The complex financial situation already took its toll in 2021 on the Borriol logistics center, inaugurated in 2004 as a pioneer center in technology applied to industrial production. "We know that the company has implemented measures, but we are already experiencing a drama with the closure of the logistics center and it seemed that with the plan that was drawn up it would be saved, but then Covid arrived and it was not even fixed with masks and gowns," recalls Gutiérrez.

The company has had an ERTE active since January -and until July- for its 130 workers at the plant located in Vilafranca, where some 90 people are currently working in production. The closure coincided with the purchase by the company Think Textil -which has Inditex as its main client- in an operation endorsed by the Valencian Institute of Finance (IVF) through a financing plan on account of the fight against depopulation . In total there are almost 300, between the plant, the offices of Valencia, Castellón and the promoters.
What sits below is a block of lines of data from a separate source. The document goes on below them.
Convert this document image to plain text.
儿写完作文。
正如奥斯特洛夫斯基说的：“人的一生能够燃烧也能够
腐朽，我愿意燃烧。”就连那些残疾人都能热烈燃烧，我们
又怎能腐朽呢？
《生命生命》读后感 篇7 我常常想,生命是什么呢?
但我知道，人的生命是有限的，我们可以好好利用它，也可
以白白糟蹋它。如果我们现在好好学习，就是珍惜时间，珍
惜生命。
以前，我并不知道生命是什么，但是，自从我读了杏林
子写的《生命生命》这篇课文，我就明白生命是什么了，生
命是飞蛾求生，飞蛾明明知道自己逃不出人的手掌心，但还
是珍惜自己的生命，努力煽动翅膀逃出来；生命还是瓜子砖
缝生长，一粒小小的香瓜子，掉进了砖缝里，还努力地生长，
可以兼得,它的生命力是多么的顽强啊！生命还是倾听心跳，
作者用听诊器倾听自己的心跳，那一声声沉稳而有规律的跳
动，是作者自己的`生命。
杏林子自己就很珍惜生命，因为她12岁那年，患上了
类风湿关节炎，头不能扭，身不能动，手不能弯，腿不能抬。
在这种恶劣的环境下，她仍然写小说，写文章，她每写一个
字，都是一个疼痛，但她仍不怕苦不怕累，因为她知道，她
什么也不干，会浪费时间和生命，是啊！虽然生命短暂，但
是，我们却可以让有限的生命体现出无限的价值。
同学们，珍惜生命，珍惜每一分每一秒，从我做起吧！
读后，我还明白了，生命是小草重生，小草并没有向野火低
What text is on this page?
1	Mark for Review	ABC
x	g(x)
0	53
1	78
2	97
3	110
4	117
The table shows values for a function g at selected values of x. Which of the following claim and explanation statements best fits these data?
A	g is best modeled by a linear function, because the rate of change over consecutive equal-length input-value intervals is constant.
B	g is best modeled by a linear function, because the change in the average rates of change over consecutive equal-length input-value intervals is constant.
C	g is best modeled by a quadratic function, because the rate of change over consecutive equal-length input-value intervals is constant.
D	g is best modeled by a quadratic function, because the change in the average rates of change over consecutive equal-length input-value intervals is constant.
"If we already have depopulation in the interior, the closure would be a drama for the entire area," reflects the head of CCOO-PV Industria. The mayor of Vilafranca, Silvia Colom, expressed the same concern on Tuesday, who in a statement advocated the need to "find a financial solution that prevents the closure of the company and maintains the maximum number of jobs." The first mayor, who revalidated her position last Sunday with 60% of the votes in this small municipality, with only 2,154 inhabitants, urges both the company's management and the Administrations to work "urgently on that objective", which is none other than keeping the company's activity alive, which he describes as "vital" both for the town and for the Alt Maestrat region.

Considered strategic for the Valencian economy due to the high percentage of economic activity and employment it generates in the same region, the company collected up to 21 million euros from the Valencian government in two batches.

Within the framework of the aid from the Valencian Resilience Fund, the aim was to promote the viability of this company founded by the Aznar family in 1907 and which reaches 2023 with a long list of historical events that have been overcome and not a few difficulties to solve. "We are all with a knot in the stomach," acknowledges Monfort, who together with the representatives of the UGT-PV says they will strive to achieve a decent start for the entire squad.